The rapid evolution of machine learning (ML) presents significant evaluation challenges, particularly regarding data quality (data bugs) and the limited applicability of traditional software testing metrics. Standard evaluation often overlooks crucial aspects like nuanced data diversity, subjective user experience, and content provenance. This dissertation argues for a paradigm shift in ML evaluation, moving beyond narrow, structural metrics towards holistic frameworks. The central thesis is that robust and meaningful assessment requires integrating complementary perspectives: systematically enhancing data diversity, incorporating human-centric subjective evaluation, and ensuring reliable authorship verification.
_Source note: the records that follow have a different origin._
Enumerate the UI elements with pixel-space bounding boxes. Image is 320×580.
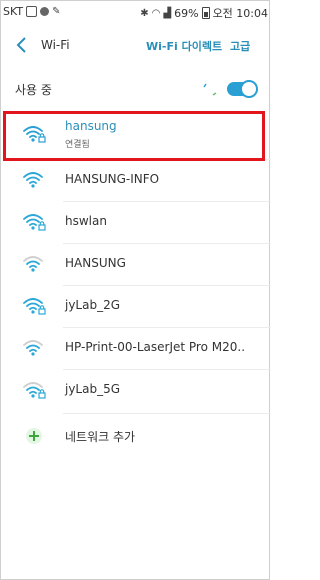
network-name: HP-Print-00-LaserJet Pro M20.. <box>65 340 246 354</box>
page-title: Wi-Fi <box>41 38 70 52</box>
network-name: HANSUNG-INFO <box>65 172 160 186</box>
carrier-label: SKT <box>3 5 24 18</box>
back-arrow-icon[interactable] <box>13 35 33 55</box>
clock: 오전 10:04 <box>212 7 268 20</box>
wifi-secured-icon <box>23 214 46 231</box>
wifi-icon <box>23 256 43 272</box>
message-notification-icon <box>40 7 50 16</box>
network-row[interactable]: HANSUNG <box>1 243 271 285</box>
wifi-status-icon: ◠ <box>151 7 161 19</box>
status-bar: SKT ✎ ✱ ◠ ▟ 69% 오전 10:04 <box>1 1 271 25</box>
network-row[interactable]: HP-Print-00-LaserJet Pro M20.. <box>1 327 271 369</box>
row-divider <box>63 285 271 286</box>
network-row[interactable]: jyLab_2G <box>1 285 271 327</box>
wifi-icon <box>23 172 43 188</box>
network-row[interactable]: jyLab_5G <box>1 369 271 411</box>
toggle-knob <box>240 80 258 98</box>
network-row[interactable]: hswlan <box>1 201 271 243</box>
edit-notification-icon: ✎ <box>52 6 61 17</box>
row-divider <box>63 413 271 414</box>
wifi-icon <box>23 340 43 356</box>
row-divider <box>63 201 271 202</box>
add-network-row[interactable]: 네트워크 추가 <box>1 415 271 457</box>
network-name: hswlan <box>65 214 107 228</box>
wifi-master-switch-row[interactable]: 사용 중 <box>1 73 271 107</box>
wifi-direct-button[interactable]: Wi-Fi 다이렉트 <box>146 38 222 54</box>
network-name: jyLab_5G <box>65 382 121 396</box>
add-icon <box>26 428 42 444</box>
scanning-spinner-icon <box>203 83 217 96</box>
screen-frame: SKT ✎ ✱ ◠ ▟ 69% 오전 10:04 Wi-Fi Wi-Fi 다이렉… <box>0 0 271 580</box>
wifi-secured-icon <box>23 298 46 315</box>
battery-icon <box>201 7 210 19</box>
wifi-toggle[interactable] <box>227 80 258 98</box>
row-divider <box>63 369 271 370</box>
network-name: HANSUNG <box>65 256 126 270</box>
bluetooth-icon: ✱ <box>140 7 149 19</box>
network-name: jyLab_2G <box>65 298 121 312</box>
connected-network-highlight <box>3 111 265 161</box>
row-divider <box>63 327 271 328</box>
gallery-notification-icon <box>26 6 38 17</box>
advanced-button[interactable]: 고급 <box>230 38 250 54</box>
network-row[interactable]: HANSUNG-INFO <box>1 159 271 201</box>
add-network-label: 네트워크 추가 <box>65 430 136 444</box>
app-header: Wi-Fi Wi-Fi 다이렉트 고급 <box>1 31 271 61</box>
wifi-secured-icon <box>23 382 46 399</box>
signal-icon: ▟ <box>163 7 172 19</box>
battery-percent: 69% <box>174 6 199 20</box>
row-divider <box>63 243 271 244</box>
in-use-label: 사용 중 <box>15 83 52 97</box>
This work investigates these pillars through empirical studies. Initial analysis reveals the limitations of structural metrics like neuron coverage (NC) for effectively guiding diverse test generation in deep neural networks (RQ1). Subsequently, we demonstrate that aggressively expanding input diversity via label-altering transformations (sibylvariance) significantly improves model generalization, defect detection, and robustness (RQ2). To refine augmentation strategies, we introduce feature-aware data augmentation (FADA) to optimize policies by balancing diversity and text quality, alongside INSPECTOR, a human-in-the-loop system using transformation provenance for efficient data validation (RQ3). Shifting focus to output quality, we propose the Psychological Depth Scale (PDS) to measure subjective, human-centric dimensions like empathy and engagement, finding that current language models can achieve high, human-like levels (RQ4). Recognizing the challenge this poses, we analyze watermarking techniques, demonstrating their practical resilience against attacks and affirming their necessity for authorship verification in the age of advanced AI (RQ5).
Collectively, these findings underscore the need for a multi-faceted evaluation approach. This research contributes components towards a unified framework synthesizing structural rigor, data-centric diversity, human judgment on quality and subjective experience, and technical methods for provenance. By adopting such holistic evaluation—drawing on software engineering, machine learning, and human-computer interaction—we can better assess ML systems for real-world reliability, utility, and trustworthiness, fostering the development of more beneficial and accountable AI.